The deadly Grenfell tower fire in London is a grim warning for Australia. In October 2017, Four Corners revealed that Australian suppliers were aware of the risks associated with using polyethylene (PE) cladding on high-rise buildings, but they continued to import and sell it. Then on the 1 December 2017 the Victorian Cladding Taskforce released an interim report with tough recommendations. Could your building be at risk?
The Metropolitan Fire Brigade has advised that reliable data shows there are more than 5,000 buildings just in Victoria with non-compliant cladding, including apartments, hotels and hospitals.
To protect the people working and living in these buildings, and meet all legal requirements, it's important to get the right advice to properly navigate this highly regulated area. JTA's highly skilled Consultants can help you identify combustible cladding risks that may compromise a building's fire safety.

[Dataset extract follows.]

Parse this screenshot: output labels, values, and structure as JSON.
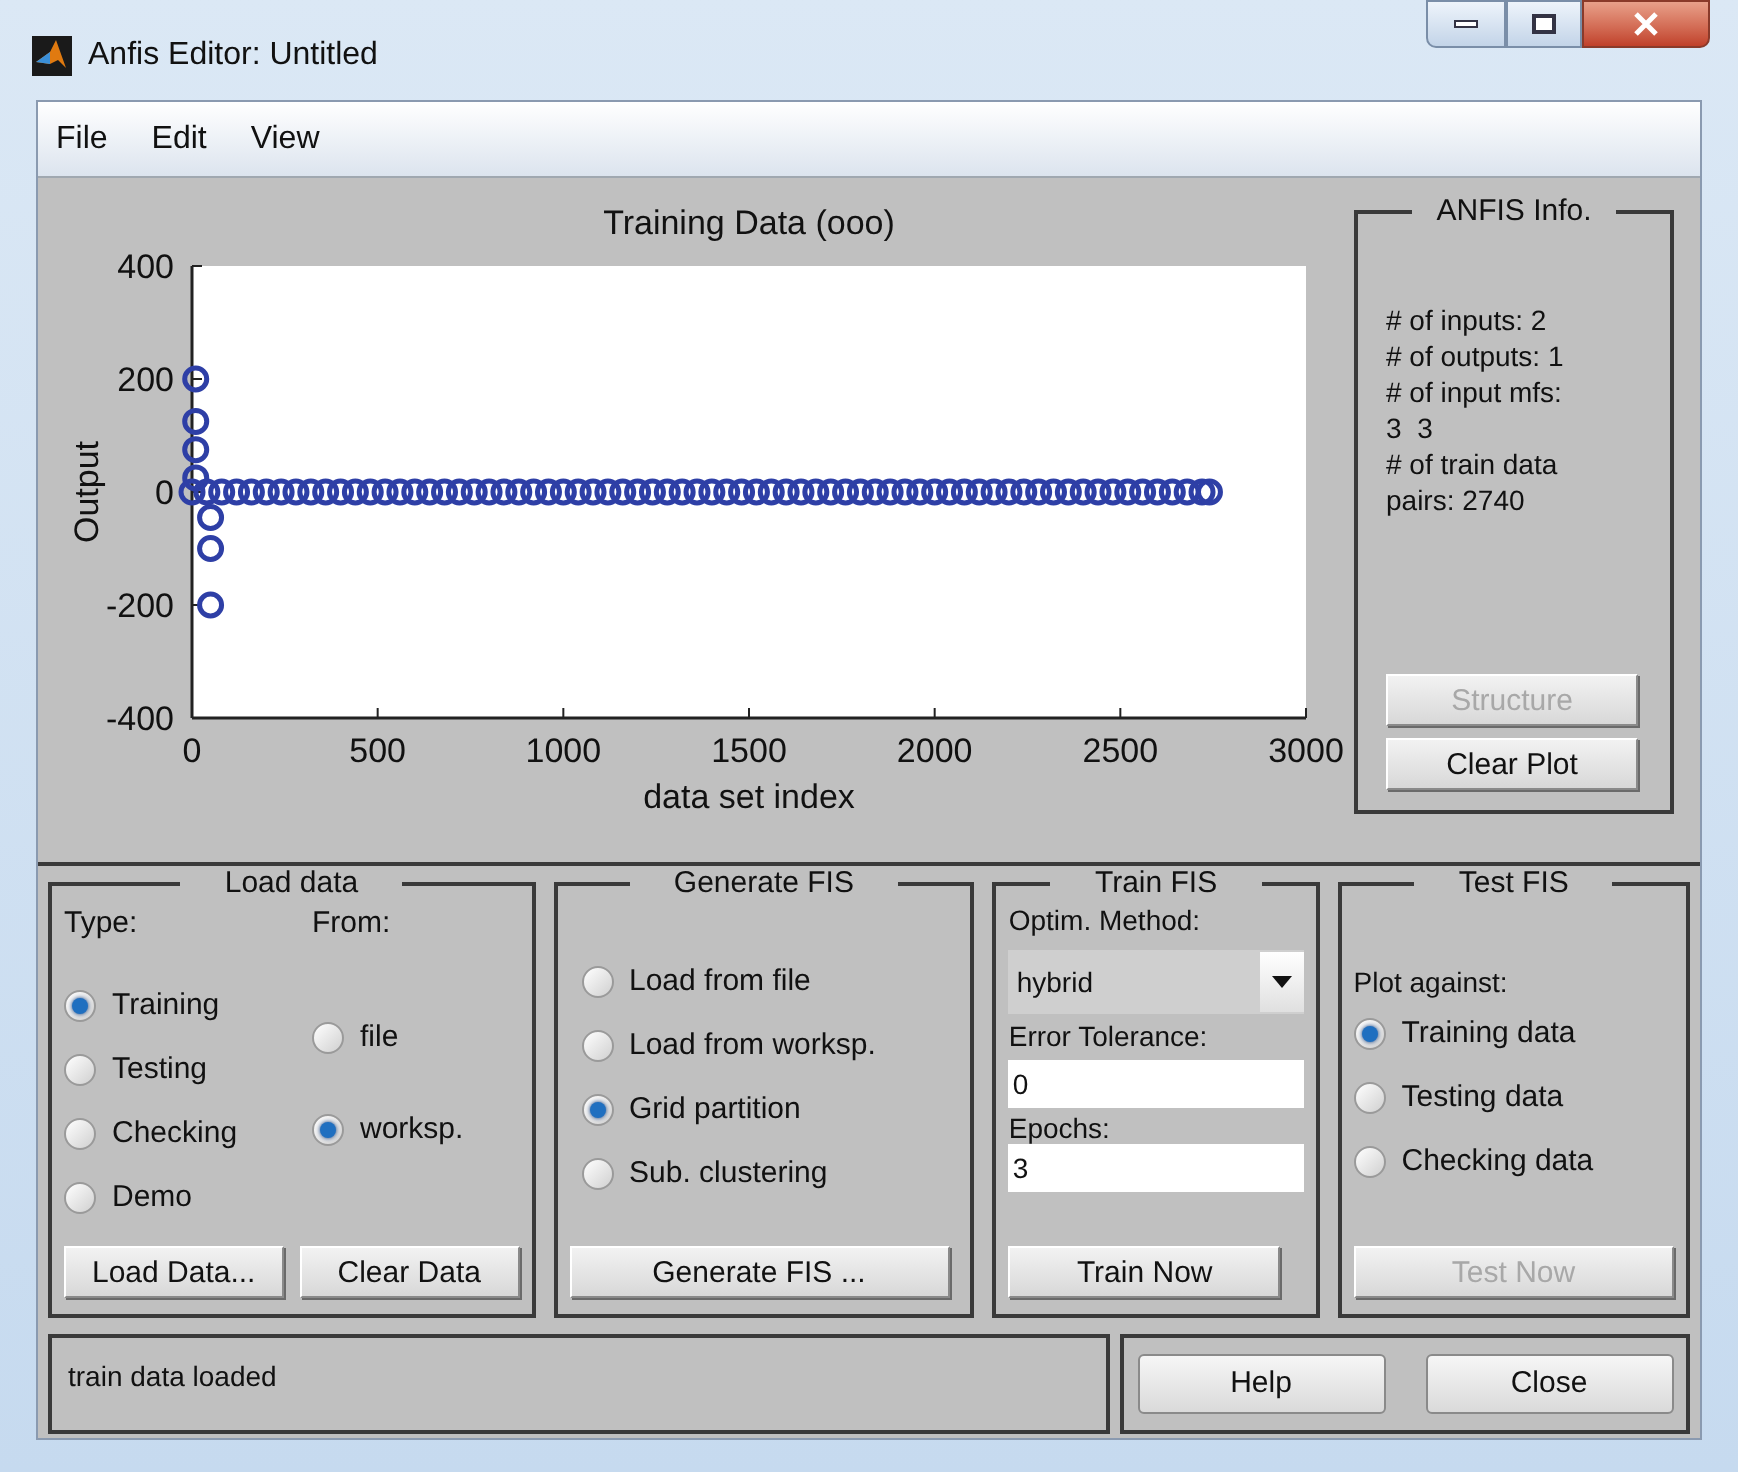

Combustible cladding is such an issue that the Government is taking action as part of the most significant overhaul of the building sector in decades. It is going to prevent the use of combustible cladding in future. It’s also giving the Victorian Building Authority the tools it needs to complete an unprecedented audit and will crack down on those who flout the rules.
If you have a building built after 2000 it could be clad with an aluminium polyethylene (PE) core which is potentially highly flammable. We recommend that you have the building assessed to determine if it contains any dangerous cladding and the level of risk that presents.